¿De qué lado estás?
manuelita otero
¿Qué tantas veces en tu vida te has encontrado pensando en cómo tener balance o buscando el balance como ese gran premio por ganar? A mí, en los últimos años, me ha impresionado un poco cómo la obsesión por tener “balance” en la vida nos ha llevado a muchos, en varios momentos, a vivir, irónicamente, más bien como desbalanceados. Esto, a mis ojos, pasa cuando dejamos de disfrutar la vida y nos estresamos más de la cuenta tratando de alcanzar ese tan anhelado balance que se vende por estos días.
No voy a negar que es saludable y hasta bonito que por muchos medios se nos esté hablando de los beneficios y de la importancia de llevar una vida balanceada: “mantenga la armonía entre el trabajo y el descanso, conserve el equilibrio entre su tiempo libre y el estudio, aliméntese de forma balanceada, invierta su dinero equilibradamente entre usted, sus proyectos y su familia …” y así, sucesivamente.

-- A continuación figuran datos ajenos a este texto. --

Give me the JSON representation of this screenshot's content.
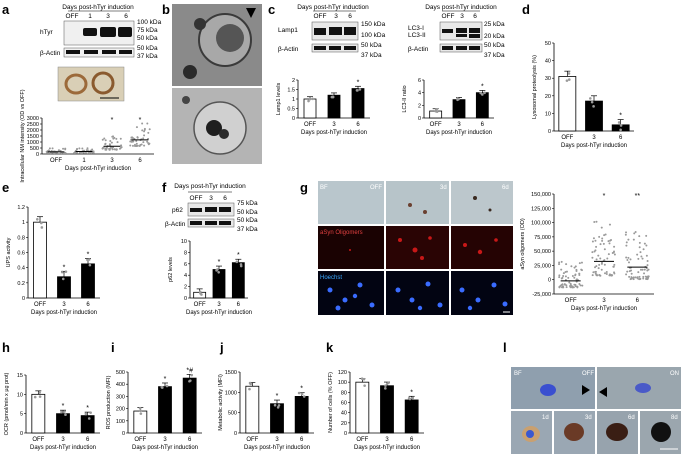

Claro, es sensato evitar los extremos que pueden perjudicarnos; pero, por otro lado, también es sensato reconocer que algunas veces este bombardeo sobre la importancia del “balance”, se convierte en una obsesión por tener “la vida 10”, es decir, la vida perfecta. Y como esa vida no existe -por lo menos aquí en la tierra-, entonces es justo ahí, en esa delgada línea, donde empieza a ocurrir el efecto contrario: queriendo tener tanto balance en todo y con todos, terminamos ignorando que las victorias son un proceso, que somos humanos - sí, día a día cometemos errores-, que somos únicos, con historias diferentes y por eso mismo los centros de la balanza no son seguramente los mismos para todos y, además, olvidamos que algunos balances llegan primero que otros. Así que es casi imposible que nos podamos mantener justo en la mitad de la balanza.
Para ponerlo un poco más en blanco y negro, quiero compartir que es justo lo que a mí me estaba pasando con la educación de mi chiquita hasta hace unas pocas semanas. Corrí como loca tras el balance por más de 5 años. Desde antes de que naciera yo ya leía, escuchaba y pensaba qué bueno sería ser esa mamá inteligente que iba a ponerle límites a su hija desde chiquita, pero que también iba a ser flexible y amorosa; esa mamá que iba a darle muchos gustos, pero que también le iba enseñar que a veces en la vida hay que escuchar algunos “no”; que iba a consentirla mucho, pero no a malcriarla; y así hasta llegar a ser la “mamá modelo” que iba a lograr encontrar el “balance perfecto” para que su hija fuera “feliz”.
En gran medida sí me ha servido un montón pensar así para ser “una buena mamá”, por decirlo de alguna manera, pero por otra parte tengo que admitir que el balance en mi maternidad se convirtió poco a poco en tal obsesión que creo que me la pasaba más horas trabajando en sentirme balanceada que disfrutando el tiempo de manera menos prevenida y más fluida con mi hija. El anhelo de darle unas bases y una educación perfecta (porque así no lo admitamos muchas veces sí queremos darles a nuestros hijos una educación perfecta), me distrajo en más de una ocasión de lo que de verdad me llena: verla sonreír, sentirnos conectadas y estar con ella sin tanto juicio y regaño en las buenas y en las malas; así que hace poco y sin pensarlo tanto decidí que con ella la balanza en esta época de nuestras vidas iba a estar más bien inclinada hacia el lado de la flexibilidad en vez del de la exigencia y la súper disciplina y que además va a tener uno que otro toque de alcahuetería o “extremo consentimiento” -porque eso es lo que a nuestra relación y a nuestras circunstancias en este momento le funciona mejor-.
No fue fácil decidirlo, menos aún decirlo, pero así es. Prefiero hacer esto y aunque no me sienta tan centrada, no quiero seguirle entregando muchas de mis horas al estrés, la presión y la aspiración a la perfección. Combinación, por cierto, poco grata para el corazón. No estoy en contra de que hagamos lo posible por ser mejores personas en todo lo que podamos, pero por esta vez quiero intentar regalarme un nuevo año menos “balanceado” y mucho más relajado.